10 Things You Need To Know: August 30, 2022

Key data releases this week include: FHFA House Price Index (Tue), consumer confidence (Tue), JOLTS Jobs Openings (Tue), nonfarm productivity (Thu), ISM Manufacturing (Thu), factory orders (Fri), and nonfarm payrolls (Fri).

Haver

August 24, 2022

The Pending Home Sales Index fell 1.0% m/m (-19.9% y/y) to 89.8 in July after an 8.9% drop in June (-8.6% initially) and a 0.4% increase in May, according to the National Association of Realtors (NAR). The July m/m fall was the eighth in nine months to the lowest index level since April 2020’s 71.6. Pending home sales have fallen 26.6% since the October 2021 peak.

Haver

August 25, 2022

The initially reported 0.9% q/q saar decline in U.S. real GDP for Q2 was revised to a slightly stronger 0.6% q/q fall. The Action Economics Forecast Survey had looked for a smaller upward revision to a 0.8% quarterly decrease. Real personal consumption expenditure growth was revised up to 1.5% q/q from 1.0%. The slowdown in inventory investment, the major subtractor in Q2 was revised slightly smaller, thereby reducing its subtraction to 1.8%-points from 2.0%-points initially reported.

Barron’s

August 29, 2022

“Fed Chair Jerome Powell’s speech at the Fed’s Jackson Hole conference was short and hawkish,” writes Ed Yardeni, chief investment strategist at Yardeni Research. “He quashed any lingering expectations that the Fed would pause its tightening and might lower interest rates next year.”

Barron’s

August 29, 2022

The latest indications of cooling prices came Friday, when the personal consumption expenditure index declined from its level a month earlier, slipping to a 6.3% year-over-year pace from 6.8% in June. From a year earlier, the core PCE fell to 4.6% from 4.8%, still well above the 2% target. The University of Michigan revised its latest gauges of inflation expectations slightly lower, to 4.8% for the next year and 2.9% over the next five to 10 years.

Barron’s

August 29, 2022

During the last two periods of sustained Fed tightening, gold prices actually rose strongly, countering the conventional wisdom that higher rates hurt gold investment because they raise the opportunity cost of investing in it. For example, during the two years from June 2004 to July 2006, when the Fed raised rates 17 times, gold went up by 42%.

Barron’s

August 29, 2022

Global dividends hit a record in the second quarter, rising 11.3% globally to $545 billion, according to the Janus Henderson Global Dividend Index. It tracks dividends paid by 1,200 companies around the world. Dividends paid by U.S. companies in the second quarter also set a quarterly record of $144.4 billion, surpassing a record set in the prior quarter.

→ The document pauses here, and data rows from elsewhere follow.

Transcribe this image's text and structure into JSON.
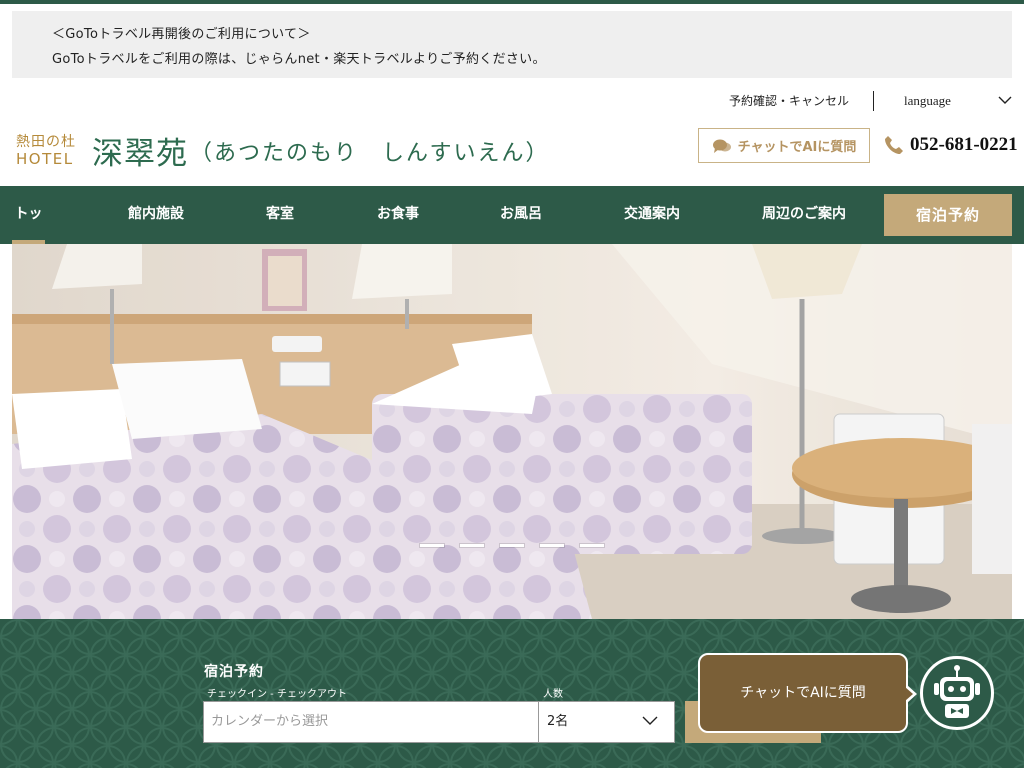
{
  "notice": {
    "line1": "＜GoToトラベル再開後のご利用について＞",
    "line2": "GoToトラベルをご利用の際は、じゃらんnet・楽天トラベルよりご予約ください。"
  },
  "utility": {
    "reservation_link": "予約確認・キャンセル",
    "language_label": "language"
  },
  "logo": {
    "line1": "熱田の杜",
    "line2": "HOTEL",
    "name": "深翠苑",
    "reading": "（あつたのもり　しんすいえん）"
  },
  "header": {
    "chat_button": "チャットでAIに質問",
    "phone": "052-681-0221"
  },
  "nav": {
    "items": [
      {
        "label": "トップ"
      },
      {
        "label": "館内施設"
      },
      {
        "label": "客室"
      },
      {
        "label": "お食事"
      },
      {
        "label": "お風呂"
      },
      {
        "label": "交通案内"
      },
      {
        "label": "周辺のご案内"
      }
    ],
    "book_button": "宿泊予約"
  },
  "booking": {
    "title": "宿泊予約",
    "checkin_label": "チェックイン - チェックアウト",
    "date_placeholder": "カレンダーから選択",
    "guests_label": "人数",
    "guests_value": "2名"
  },
  "chatbot": {
    "bubble_text": "チャットでAIに質問"
  },
  "colors": {
    "brand_green": "#2d5a48",
    "gold": "#c4a97a",
    "chat_brown": "#7a5f37"
  }
}
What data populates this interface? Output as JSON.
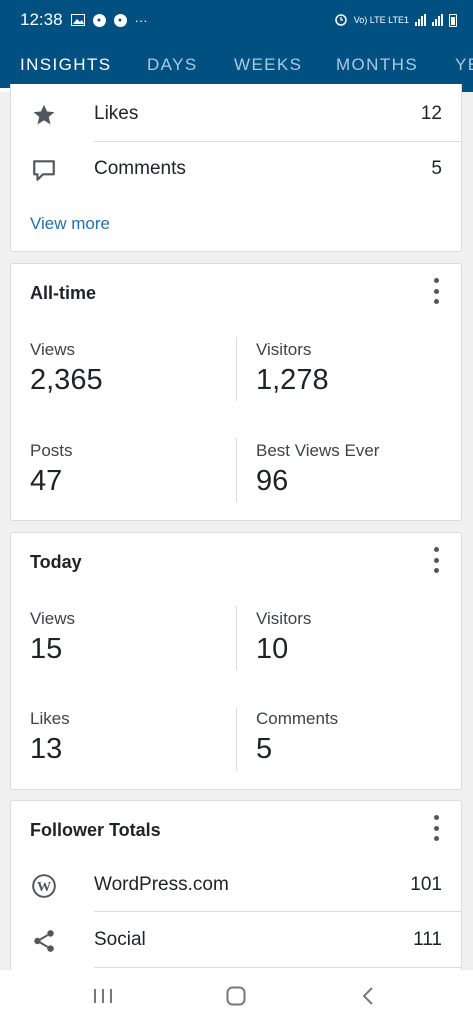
{
  "status_bar": {
    "time": "12:38",
    "network_label": "Vo) LTE LTE1"
  },
  "tabs": [
    {
      "label": "INSIGHTS",
      "active": true
    },
    {
      "label": "DAYS",
      "active": false
    },
    {
      "label": "WEEKS",
      "active": false
    },
    {
      "label": "MONTHS",
      "active": false
    },
    {
      "label": "YEARS",
      "active": false
    }
  ],
  "summary_card": {
    "rows": [
      {
        "label": "Likes",
        "value": "12",
        "icon": "star-icon"
      },
      {
        "label": "Comments",
        "value": "5",
        "icon": "comment-icon"
      }
    ],
    "view_more": "View more"
  },
  "all_time": {
    "title": "All-time",
    "stats": [
      {
        "label": "Views",
        "value": "2,365"
      },
      {
        "label": "Visitors",
        "value": "1,278"
      },
      {
        "label": "Posts",
        "value": "47"
      },
      {
        "label": "Best Views Ever",
        "value": "96"
      }
    ]
  },
  "today": {
    "title": "Today",
    "stats": [
      {
        "label": "Views",
        "value": "15"
      },
      {
        "label": "Visitors",
        "value": "10"
      },
      {
        "label": "Likes",
        "value": "13"
      },
      {
        "label": "Comments",
        "value": "5"
      }
    ]
  },
  "followers": {
    "title": "Follower Totals",
    "rows": [
      {
        "label": "WordPress.com",
        "value": "101",
        "icon": "wordpress-icon"
      },
      {
        "label": "Social",
        "value": "111",
        "icon": "share-icon"
      }
    ]
  },
  "colors": {
    "header": "#005082",
    "link": "#2271b1"
  }
}
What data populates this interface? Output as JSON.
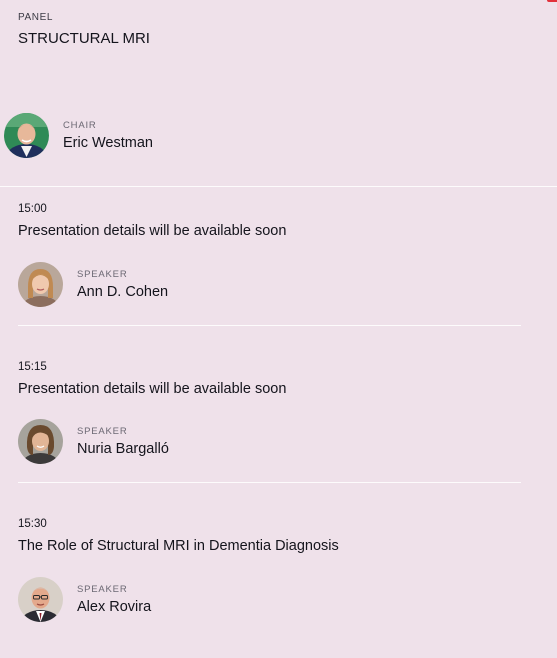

Financial Times, CNBC, The Wall Street Journal

August 24, 2022

President Joe Biden has announced the cancellation of $10,000 worth of student debt repayments for those earning less than $125,000 per year, and a $20,000 cancellation for recipients of a Pell Grant, which is awarded in cases of financial need. In addition, the existing payment moratorium will be extended from Aug. 31 to year-end.

Capital Economics

August 26, 2022

In a hawkish Jackson Hole speech, Fed Chair Jerome Powell argued that “restoring price stability will likely require maintaining a restrictive policy stance for some time. The historical record cautions strongly against prematurely loosening policy.” Nevertheless, we still anticipate that a faster drop back in inflation (including core) over the next 12 months will persuade the Fed to begin lowering interest rates again before the end of next year. The pivot is still on.

Bloomberg, The Wall Street Journal

August 25, 2022, August 28, 2022

US gross domestic product has fallen for two quarters, suggesting the economy is entering a recession, but another benchmark, gross domestic income, is up 1.6%. The reading suggests the economy may be stagnating rather than contracting.